Dr. Reinhold Ernst wurde ohne Gegenstimme entlastet. Die Mitglieder Dr. Dagmar Starke, Dieter vom Dorff, Michael Hahn, Dr. Dirk Kall, Marcel Kronenberg und Ralf Wihr als auch die ausgeschiedenen Mitglieder des Aufsichtsrates, Joachim Erwin (+), Jürgen Marbach und Wolfgang Vieten erhalten ebenfalls durchgängig die Entlastung. Lediglich Dr. Heinrich Pröpper verweigerte die Mitgliederversammlung die Entlastung zum jetzigen Zeitpunkt.
Die an diesem Abend eigentlich angesetzten Wahlen für zwei Plätze des Aufsichtsrates wurden auf Antrag des Wahlausschuss-Vorsitzenden Holger Dietz durch mehrheitliche Zustimmung der Anwesenden verschoben. Der Grund hierfür: Mit Kersten Michael Spayer und Michael Müller hatten bereits zwei von sechs Kandidaten am Freitag bzw. im Laufe des Montags ihre Kandidaturen zurückgezogen.
Kurz vor der eigentlichen Abstimmung in der Heinrich-Heine-Gesamtschule erklärten auch die beiden vom Wahlausschuss als besonders empfohlenen Kandidaten Frank Tölle und Georg Koch unter dem Eindruck der aktuellen Ereignisse ihren Rückzug. Konkret bedeutet dies, dass die Mitglieder der Fortuna Düsseldorf in den kommenden Wochen erneut zusammenkommen werden, um in einer außerordentlichen Mitgliederversammlung die vakanten Plätze des Aufsichtsrates zu besetzen. Der genaue Zeitpunkt wird über die Medien der Fortuna als auch durch die lokalen Medien bekannt gegeben.
Auch die Wahl des Wahlausschusses wurde auf Antrag verschoben und ist somit ebenfalls bei der kommenden Versammlung auf der Tagesordnung wiederzufinden.

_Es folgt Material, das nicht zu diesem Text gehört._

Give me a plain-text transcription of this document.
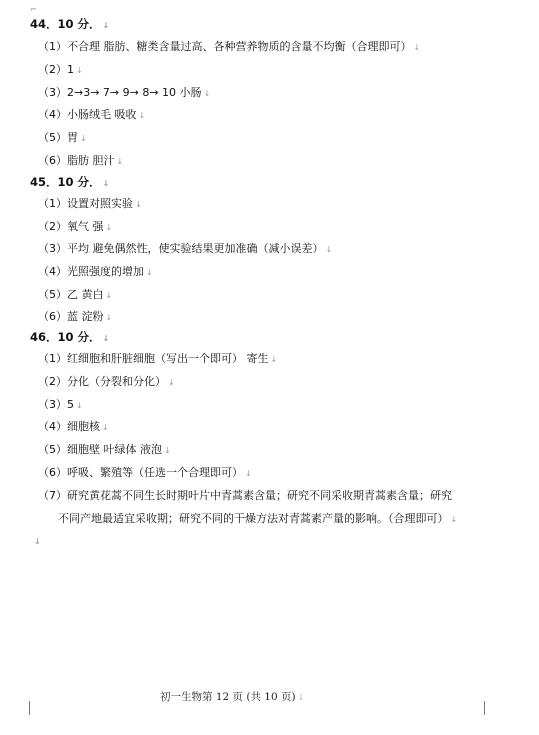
⌐
44．10 分． ↓
（1）不合理 脂肪、糖类含量过高、各种营养物质的含量不均衡（合理即可） ↓
（2）1 ↓
（3）2→3→ 7→ 9→ 8→ 10 小肠 ↓
（4）小肠绒毛 吸收 ↓
（5）胃 ↓
（6）脂肪 胆汁 ↓
45．10 分． ↓
（1）设置对照实验 ↓
（2）氧气 强 ↓
（3）平均 避免偶然性，使实验结果更加准确（减小误差） ↓
（4）光照强度的增加 ↓
（5）乙 黄白 ↓
（6）蓝 淀粉 ↓
46．10 分． ↓
（1）红细胞和肝脏细胞（写出一个即可） 寄生 ↓
（2）分化（分裂和分化） ↓
（3）5 ↓
（4）细胞核 ↓
（5）细胞壁 叶绿体 液泡 ↓
（6）呼吸、繁殖等（任选一个合理即可） ↓
（7）研究黄花蒿不同生长时期叶片中青蒿素含量；研究不同采收期青蒿素含量；研究
不同产地最适宜采收期；研究不同的干燥方法对青蒿素产量的影响。（合理即可） ↓
↓
初一生物第 12 页 (共 10 页) ↓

Nachdem die sportliche Leitung mit Manager Wolf Werner und Chefcoach Norbert Meier sich noch den Fragen der Mitglieder zur aktuellen Situation der Mannschaft gestellt hatte, folgten unter der Rubrik "Verschiedenes" die Anträge, die im Vorfeld der Versammlung von Mitgliedern gestellt und allesamt angenommen wurden. Eine besondere Rolle nahm dabei die Satzungsänderung ein, nach denen Veränderungen von identitätsstiftenden Merkmalen von Fortuna Düsseldorf einer 4/5-Mehrheit in einer Mitgliederversammlung bedürfen.